The first submarine telegraph cable, laid by the brothers Jacob and John Watkins Brett between England and France in August 1850, was of simple construction - a copper conductor with gutta percha insulation and no armoring. It worked for only a day, then broke from chafing on rocks; another version says that the cable was hooked by a fisherman and destroyed, It quickly became apparent that cables needed to be armored to withstand not only the stresses of being laid and the risks of being damaged by fishing vessels, but also the predations of aquatic life.
The first wire ropes were made with iron wire, using the same manufacturing methods as for hemp rope. By 1834 wire ropes developed by the German engineer Wilhelm Albert were being used in the mines in Germany's Upper Harz district, and it was estimated that the additional manufacturing cost was more than covered by the much longer life of the wire rope over traditional hemp ropes. The new technology spread rapidly to Britain, and by the late 1830s there were a number of companies making wire rope.

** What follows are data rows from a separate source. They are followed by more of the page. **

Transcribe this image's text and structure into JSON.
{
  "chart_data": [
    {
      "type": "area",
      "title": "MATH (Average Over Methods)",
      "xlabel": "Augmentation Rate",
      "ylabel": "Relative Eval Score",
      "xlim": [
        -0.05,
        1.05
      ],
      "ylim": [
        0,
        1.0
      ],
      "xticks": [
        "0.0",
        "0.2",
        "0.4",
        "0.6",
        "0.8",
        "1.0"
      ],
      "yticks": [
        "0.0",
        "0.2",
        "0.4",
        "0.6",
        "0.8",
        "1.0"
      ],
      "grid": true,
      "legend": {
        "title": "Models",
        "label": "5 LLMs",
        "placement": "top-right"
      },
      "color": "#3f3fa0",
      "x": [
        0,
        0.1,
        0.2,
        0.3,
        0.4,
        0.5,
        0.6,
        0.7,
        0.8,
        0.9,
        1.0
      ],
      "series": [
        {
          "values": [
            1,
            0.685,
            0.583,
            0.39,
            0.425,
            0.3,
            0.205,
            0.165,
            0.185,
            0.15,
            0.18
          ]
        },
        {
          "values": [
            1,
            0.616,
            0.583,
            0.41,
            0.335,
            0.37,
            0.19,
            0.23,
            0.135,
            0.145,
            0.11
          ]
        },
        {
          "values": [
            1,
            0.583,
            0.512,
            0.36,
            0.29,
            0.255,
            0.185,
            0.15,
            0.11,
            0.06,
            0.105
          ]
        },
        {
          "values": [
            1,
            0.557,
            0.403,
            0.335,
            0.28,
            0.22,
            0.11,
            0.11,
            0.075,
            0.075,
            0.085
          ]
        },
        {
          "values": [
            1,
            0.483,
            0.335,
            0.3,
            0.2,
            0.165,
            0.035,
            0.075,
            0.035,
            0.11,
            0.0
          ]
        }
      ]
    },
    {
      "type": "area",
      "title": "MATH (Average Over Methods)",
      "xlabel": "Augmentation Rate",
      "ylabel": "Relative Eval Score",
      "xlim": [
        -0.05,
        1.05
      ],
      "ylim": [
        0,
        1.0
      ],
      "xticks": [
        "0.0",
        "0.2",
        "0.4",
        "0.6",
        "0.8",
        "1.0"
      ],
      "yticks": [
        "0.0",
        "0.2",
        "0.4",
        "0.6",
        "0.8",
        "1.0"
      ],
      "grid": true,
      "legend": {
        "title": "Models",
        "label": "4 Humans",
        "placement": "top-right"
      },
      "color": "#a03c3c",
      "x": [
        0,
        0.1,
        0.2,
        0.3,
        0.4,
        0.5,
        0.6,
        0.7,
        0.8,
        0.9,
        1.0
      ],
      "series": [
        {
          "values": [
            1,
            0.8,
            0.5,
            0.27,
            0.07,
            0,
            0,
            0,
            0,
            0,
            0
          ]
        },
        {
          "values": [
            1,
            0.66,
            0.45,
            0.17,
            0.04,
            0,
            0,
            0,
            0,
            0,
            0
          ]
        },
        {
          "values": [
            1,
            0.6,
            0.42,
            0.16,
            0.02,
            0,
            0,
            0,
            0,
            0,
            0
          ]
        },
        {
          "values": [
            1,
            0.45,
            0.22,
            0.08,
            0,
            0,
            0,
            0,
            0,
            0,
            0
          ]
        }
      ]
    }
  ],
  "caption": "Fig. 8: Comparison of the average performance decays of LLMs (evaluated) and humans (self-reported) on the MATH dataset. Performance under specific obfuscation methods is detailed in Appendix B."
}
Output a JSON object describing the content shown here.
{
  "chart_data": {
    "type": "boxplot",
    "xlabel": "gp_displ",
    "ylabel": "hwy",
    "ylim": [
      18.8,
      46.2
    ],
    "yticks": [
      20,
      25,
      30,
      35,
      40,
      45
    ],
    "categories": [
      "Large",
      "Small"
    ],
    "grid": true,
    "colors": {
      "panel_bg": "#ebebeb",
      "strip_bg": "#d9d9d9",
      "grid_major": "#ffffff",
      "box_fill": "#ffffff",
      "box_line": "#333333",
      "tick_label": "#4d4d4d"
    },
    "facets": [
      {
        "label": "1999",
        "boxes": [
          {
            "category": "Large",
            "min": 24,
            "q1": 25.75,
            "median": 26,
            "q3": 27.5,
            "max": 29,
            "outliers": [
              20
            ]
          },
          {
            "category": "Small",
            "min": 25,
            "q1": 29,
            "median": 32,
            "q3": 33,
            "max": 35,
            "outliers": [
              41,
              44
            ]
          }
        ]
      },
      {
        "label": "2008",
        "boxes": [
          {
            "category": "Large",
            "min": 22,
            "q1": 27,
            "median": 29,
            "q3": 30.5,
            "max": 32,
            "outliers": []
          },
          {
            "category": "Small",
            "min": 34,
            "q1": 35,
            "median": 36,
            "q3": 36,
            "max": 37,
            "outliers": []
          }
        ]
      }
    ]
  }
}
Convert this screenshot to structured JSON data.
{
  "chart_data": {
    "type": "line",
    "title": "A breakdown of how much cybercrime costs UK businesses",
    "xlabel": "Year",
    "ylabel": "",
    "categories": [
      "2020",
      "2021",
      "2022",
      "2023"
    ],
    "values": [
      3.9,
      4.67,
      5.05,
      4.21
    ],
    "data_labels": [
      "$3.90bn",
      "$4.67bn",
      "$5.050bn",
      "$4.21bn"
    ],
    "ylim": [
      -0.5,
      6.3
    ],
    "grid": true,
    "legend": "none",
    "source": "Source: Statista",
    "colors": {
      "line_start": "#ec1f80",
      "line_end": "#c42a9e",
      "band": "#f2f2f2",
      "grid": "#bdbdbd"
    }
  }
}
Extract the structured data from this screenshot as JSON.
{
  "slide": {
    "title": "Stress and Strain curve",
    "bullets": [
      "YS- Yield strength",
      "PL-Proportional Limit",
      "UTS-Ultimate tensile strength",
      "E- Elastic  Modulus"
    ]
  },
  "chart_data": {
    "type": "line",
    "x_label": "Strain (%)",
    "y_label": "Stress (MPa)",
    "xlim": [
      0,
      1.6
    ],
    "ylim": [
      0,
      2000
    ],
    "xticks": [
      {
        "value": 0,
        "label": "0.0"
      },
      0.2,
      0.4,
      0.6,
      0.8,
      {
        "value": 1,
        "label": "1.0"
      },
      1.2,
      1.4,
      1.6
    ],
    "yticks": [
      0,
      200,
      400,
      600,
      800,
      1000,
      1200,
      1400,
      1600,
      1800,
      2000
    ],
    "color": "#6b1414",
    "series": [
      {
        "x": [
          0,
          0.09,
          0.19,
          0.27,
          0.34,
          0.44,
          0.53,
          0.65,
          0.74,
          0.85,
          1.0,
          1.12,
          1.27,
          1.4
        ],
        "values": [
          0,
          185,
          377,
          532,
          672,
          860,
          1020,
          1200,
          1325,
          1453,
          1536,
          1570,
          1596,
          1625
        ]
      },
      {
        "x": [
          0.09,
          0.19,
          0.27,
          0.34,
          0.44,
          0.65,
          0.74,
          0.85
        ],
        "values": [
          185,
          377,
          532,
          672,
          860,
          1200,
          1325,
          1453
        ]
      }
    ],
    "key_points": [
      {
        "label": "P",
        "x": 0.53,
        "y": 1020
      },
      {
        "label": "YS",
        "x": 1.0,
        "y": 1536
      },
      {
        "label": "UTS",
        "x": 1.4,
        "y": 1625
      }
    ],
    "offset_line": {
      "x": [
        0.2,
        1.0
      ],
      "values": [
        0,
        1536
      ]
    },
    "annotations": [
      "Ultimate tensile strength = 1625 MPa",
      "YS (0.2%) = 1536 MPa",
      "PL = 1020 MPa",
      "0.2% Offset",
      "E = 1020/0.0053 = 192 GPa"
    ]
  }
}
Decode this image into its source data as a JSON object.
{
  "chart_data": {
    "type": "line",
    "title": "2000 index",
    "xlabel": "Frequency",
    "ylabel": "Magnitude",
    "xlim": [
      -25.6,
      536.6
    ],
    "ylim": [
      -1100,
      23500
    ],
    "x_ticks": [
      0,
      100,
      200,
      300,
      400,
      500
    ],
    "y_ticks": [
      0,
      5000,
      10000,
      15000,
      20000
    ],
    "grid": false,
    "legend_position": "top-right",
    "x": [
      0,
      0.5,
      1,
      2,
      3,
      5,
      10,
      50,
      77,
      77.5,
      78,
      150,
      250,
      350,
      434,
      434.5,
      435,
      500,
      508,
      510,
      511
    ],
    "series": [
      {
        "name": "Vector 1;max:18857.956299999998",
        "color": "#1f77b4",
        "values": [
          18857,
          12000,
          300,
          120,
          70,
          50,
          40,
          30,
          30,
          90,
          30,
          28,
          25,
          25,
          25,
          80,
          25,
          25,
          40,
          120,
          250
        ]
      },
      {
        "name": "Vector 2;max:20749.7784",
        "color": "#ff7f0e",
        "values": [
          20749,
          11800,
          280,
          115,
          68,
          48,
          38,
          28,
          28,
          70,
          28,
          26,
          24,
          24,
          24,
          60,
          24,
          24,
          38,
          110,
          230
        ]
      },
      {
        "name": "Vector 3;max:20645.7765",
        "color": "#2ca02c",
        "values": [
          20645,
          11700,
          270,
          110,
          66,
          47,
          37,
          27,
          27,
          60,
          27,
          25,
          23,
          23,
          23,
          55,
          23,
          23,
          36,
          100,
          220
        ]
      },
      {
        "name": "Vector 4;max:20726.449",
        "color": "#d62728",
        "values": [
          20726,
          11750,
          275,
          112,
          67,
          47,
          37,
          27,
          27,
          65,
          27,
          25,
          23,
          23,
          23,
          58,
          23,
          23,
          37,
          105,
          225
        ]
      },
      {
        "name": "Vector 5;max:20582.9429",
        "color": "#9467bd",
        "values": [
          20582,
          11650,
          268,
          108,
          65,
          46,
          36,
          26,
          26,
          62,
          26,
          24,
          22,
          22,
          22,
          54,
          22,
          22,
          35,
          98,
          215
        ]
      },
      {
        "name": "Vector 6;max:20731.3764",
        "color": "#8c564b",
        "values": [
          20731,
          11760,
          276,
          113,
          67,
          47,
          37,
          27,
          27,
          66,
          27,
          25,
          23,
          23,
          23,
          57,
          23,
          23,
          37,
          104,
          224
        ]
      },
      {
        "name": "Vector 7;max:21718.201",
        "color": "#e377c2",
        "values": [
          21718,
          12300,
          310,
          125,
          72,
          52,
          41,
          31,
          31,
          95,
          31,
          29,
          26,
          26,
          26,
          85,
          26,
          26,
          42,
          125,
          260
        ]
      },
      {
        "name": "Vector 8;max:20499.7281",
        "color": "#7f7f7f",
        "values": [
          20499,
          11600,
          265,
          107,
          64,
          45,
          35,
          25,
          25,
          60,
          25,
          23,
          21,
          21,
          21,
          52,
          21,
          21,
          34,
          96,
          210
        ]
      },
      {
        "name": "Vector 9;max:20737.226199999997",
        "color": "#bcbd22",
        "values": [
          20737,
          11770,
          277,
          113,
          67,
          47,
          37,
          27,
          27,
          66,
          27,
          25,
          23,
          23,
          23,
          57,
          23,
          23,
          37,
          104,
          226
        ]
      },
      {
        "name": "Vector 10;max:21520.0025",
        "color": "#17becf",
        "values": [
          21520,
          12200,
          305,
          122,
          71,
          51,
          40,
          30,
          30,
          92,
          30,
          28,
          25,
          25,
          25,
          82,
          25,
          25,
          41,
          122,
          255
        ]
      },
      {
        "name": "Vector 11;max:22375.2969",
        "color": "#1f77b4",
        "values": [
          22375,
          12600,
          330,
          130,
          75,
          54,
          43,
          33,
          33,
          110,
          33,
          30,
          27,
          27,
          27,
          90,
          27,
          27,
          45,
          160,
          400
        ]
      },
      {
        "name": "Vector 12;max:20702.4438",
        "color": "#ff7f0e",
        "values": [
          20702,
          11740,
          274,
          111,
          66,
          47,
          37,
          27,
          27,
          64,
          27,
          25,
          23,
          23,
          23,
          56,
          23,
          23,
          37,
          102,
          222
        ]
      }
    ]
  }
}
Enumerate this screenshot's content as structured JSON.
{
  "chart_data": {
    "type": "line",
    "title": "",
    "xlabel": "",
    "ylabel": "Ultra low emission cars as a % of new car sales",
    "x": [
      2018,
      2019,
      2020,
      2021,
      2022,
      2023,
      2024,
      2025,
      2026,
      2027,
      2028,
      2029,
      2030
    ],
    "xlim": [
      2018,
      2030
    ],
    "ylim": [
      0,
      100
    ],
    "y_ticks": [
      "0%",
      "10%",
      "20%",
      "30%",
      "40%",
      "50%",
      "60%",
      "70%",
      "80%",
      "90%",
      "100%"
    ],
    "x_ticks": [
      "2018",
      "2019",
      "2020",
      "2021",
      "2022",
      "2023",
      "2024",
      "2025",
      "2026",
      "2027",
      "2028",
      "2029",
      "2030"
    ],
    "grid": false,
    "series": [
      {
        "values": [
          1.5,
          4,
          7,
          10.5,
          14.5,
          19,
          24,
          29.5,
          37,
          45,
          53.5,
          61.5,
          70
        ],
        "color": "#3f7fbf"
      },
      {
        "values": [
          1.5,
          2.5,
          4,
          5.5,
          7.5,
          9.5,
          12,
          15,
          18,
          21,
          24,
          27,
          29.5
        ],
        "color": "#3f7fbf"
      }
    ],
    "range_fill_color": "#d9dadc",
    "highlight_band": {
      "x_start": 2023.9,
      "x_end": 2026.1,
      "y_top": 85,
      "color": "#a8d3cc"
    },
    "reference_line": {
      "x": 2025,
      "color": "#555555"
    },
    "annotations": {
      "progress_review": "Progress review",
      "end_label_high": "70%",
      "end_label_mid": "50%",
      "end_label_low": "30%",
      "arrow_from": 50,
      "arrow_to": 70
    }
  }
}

In 1837 Lewis Gordon, formerly an assistant to Brunel during the construction of the Thames Tunnel, made a career change to practical mining, and entered the Freiburg School of Mines in Germany, and then the Ecole Polytechnique in Paris. In 1838 he visited the mines at Clausthal in the Harz mountains, and met Wilhelm Albert. Impressed by what he saw, he wrote to his friend R.S. Newall in Britain on June 20th, 1838, urging him to "Invent a machine for making (wire ropes)".